Because these states have essentially borrowed against future payments from the tobacco industry, they are now dependent on the continued vitality of cigarette sales. If Big Tobacco stumbles, states will be on the hook for these massive, billion-dollar loans. In other words, David and Goliath are now allies. …

The first tobacco bond and the 94 others that followed have raised a total of $55 billion, said [David] Loughran, the Oppenheimer fund manager.

[a chart shows that 23% of the money raised by bond issues went to cover budget shortfalls]

Toll roads

One hears a great deal about toll roads being sold or leased but, in fact, there have been relatively few completed transactions. In 2009, US PIRG, the federation of state public interest research groups, stated:

By the end of 2008, 15 roads had been privatized in 10 different states–either through long-term highway lease agreements on existing highways or the construction of new private toll roads.

The total cost of the 15 deals was $8.9 billion.
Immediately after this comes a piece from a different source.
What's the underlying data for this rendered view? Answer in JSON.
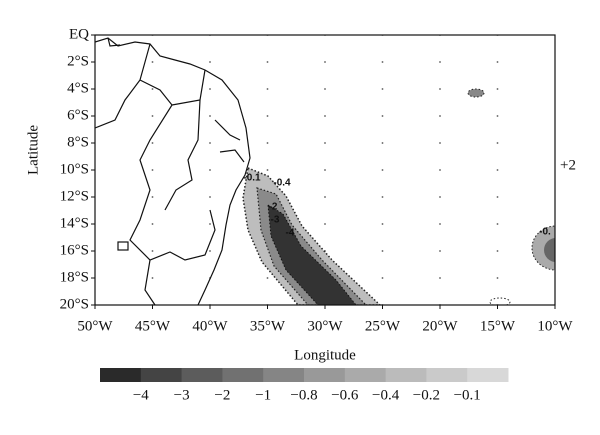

Selling properties and leasing them back

According to a Stateline article, the two states which had taken this option as of Nov 2009 were Arizona and California. In 2009 a major plan was developed to sell off 32 Arizona state properties, for a total of “as much as $735 million”, and lease them back. In 2010 California approved the sale and leaseback of 11 properties for a total of about $2 billion.
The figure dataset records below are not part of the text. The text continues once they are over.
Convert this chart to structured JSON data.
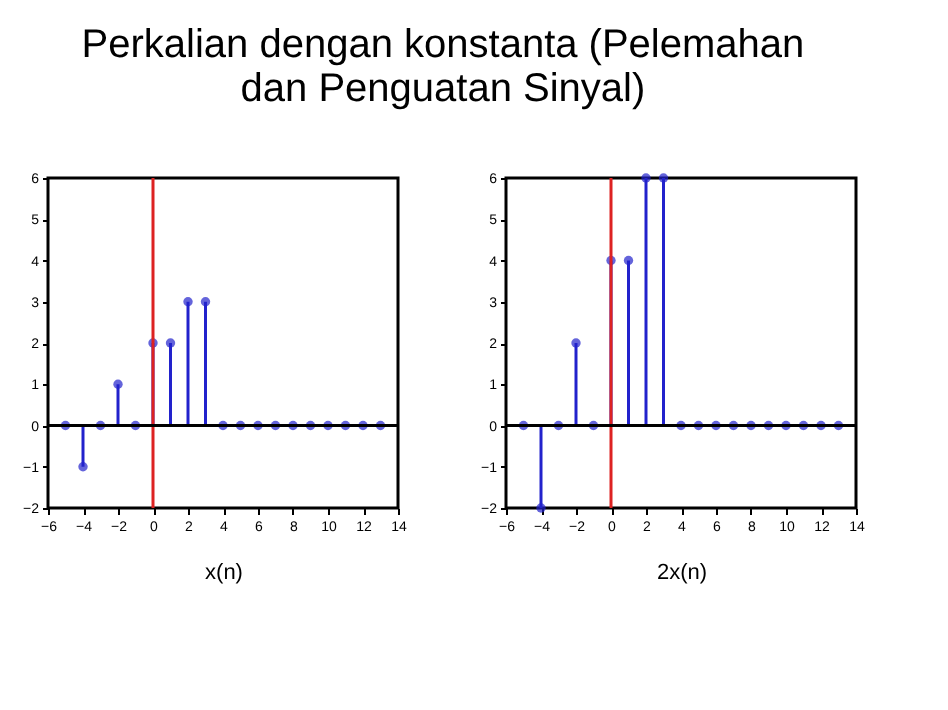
{
  "chart_data": [
    {
      "type": "lollipop",
      "title": "Perkalian dengan konstanta (Pelemahan dan Penguatan Sinyal)",
      "xlabel": "x(n)",
      "x": [
        -5,
        -4,
        -3,
        -2,
        -1,
        0,
        1,
        2,
        3,
        4,
        5,
        6,
        7,
        8,
        9,
        10,
        11,
        12,
        13
      ],
      "series": [
        {
          "color": "#2222cc",
          "values": [
            0,
            -1,
            0,
            1,
            0,
            2,
            2,
            3,
            3,
            0,
            0,
            0,
            0,
            0,
            0,
            0,
            0,
            0,
            0
          ]
        }
      ],
      "xlim": [
        -6,
        14
      ],
      "xticks": [
        -6,
        -4,
        -2,
        0,
        2,
        4,
        6,
        8,
        10,
        12,
        14
      ],
      "ylim": [
        -2,
        6
      ],
      "yticks": [
        -2,
        -1,
        0,
        1,
        2,
        3,
        4,
        5,
        6
      ],
      "ref_lines": [
        {
          "axis": "x",
          "value": 0,
          "color": "#dd2222"
        },
        {
          "axis": "y",
          "value": 0,
          "color": "#000000"
        }
      ],
      "marker": "circle",
      "grid": false,
      "legend": false
    },
    {
      "type": "lollipop",
      "xlabel": "2x(n)",
      "x": [
        -5,
        -4,
        -3,
        -2,
        -1,
        0,
        1,
        2,
        3,
        4,
        5,
        6,
        7,
        8,
        9,
        10,
        11,
        12,
        13
      ],
      "series": [
        {
          "color": "#2222cc",
          "values": [
            0,
            -2,
            0,
            2,
            0,
            4,
            4,
            6,
            6,
            0,
            0,
            0,
            0,
            0,
            0,
            0,
            0,
            0,
            0
          ]
        }
      ],
      "xlim": [
        -6,
        14
      ],
      "xticks": [
        -6,
        -4,
        -2,
        0,
        2,
        4,
        6,
        8,
        10,
        12,
        14
      ],
      "ylim": [
        -2,
        6
      ],
      "yticks": [
        -2,
        -1,
        0,
        1,
        2,
        3,
        4,
        5,
        6
      ],
      "ref_lines": [
        {
          "axis": "x",
          "value": 0,
          "color": "#dd2222"
        },
        {
          "axis": "y",
          "value": 0,
          "color": "#000000"
        }
      ],
      "marker": "circle",
      "grid": false,
      "legend": false
    }
  ]
}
That comes to a total of $2.7 billion.

Lease of parking

Chicago granted a 75-year lease on a system of parking meters, receiving in return $1.15 billion. Since then many other such schemes have been discussed but, as far as I can tell, none has come to fruition. Pittsburgh may be close to a $452 million deal.

Giving the Pittsburgh deal the benefit of the doubt, call it $1.5 billion.


There has been much discussion of privatizing airports, but the idea has not gained traction. The FAA reports,

Congress established FAA's Airport Privatization Pilot Program to explore privatization as a means of generating access to various sources of private capital for airport improvement and development. …

As of October 25, 2010, there are four active applications in the program.

  • Chicago Midway International Airport
  • Gwinnett County Briscoe Field
  • Luís Muñoz Marín International Airport
  • Hendry County Airglades Airport

[and a table on the same page makes it clear no airport has yet been privatized]


Much of the above information is somewhat dated, and there have doubtless been some further deals in the last year or two. However in looking for the above information I found many examples that supplied good headlines for many years without ever being consummated. Further, some of the above deals have resulted in a great deal of bad press that discouraged other deals under discussion. So I think the above numbers are still in the right ballpark.

So, then, we have

  1. Tobacco, $55 billion
  2. Toll roads, $9 billion
  3. Buildings, $3 billion
  4. Parking, $2 billion
  5. Airports, zero

That gives a grand total of $69 billion, which is completely insignificant compared to either one year of state and local government budgets ($2.1 trillion) or state unfunded retirement obligations ($3 trillion).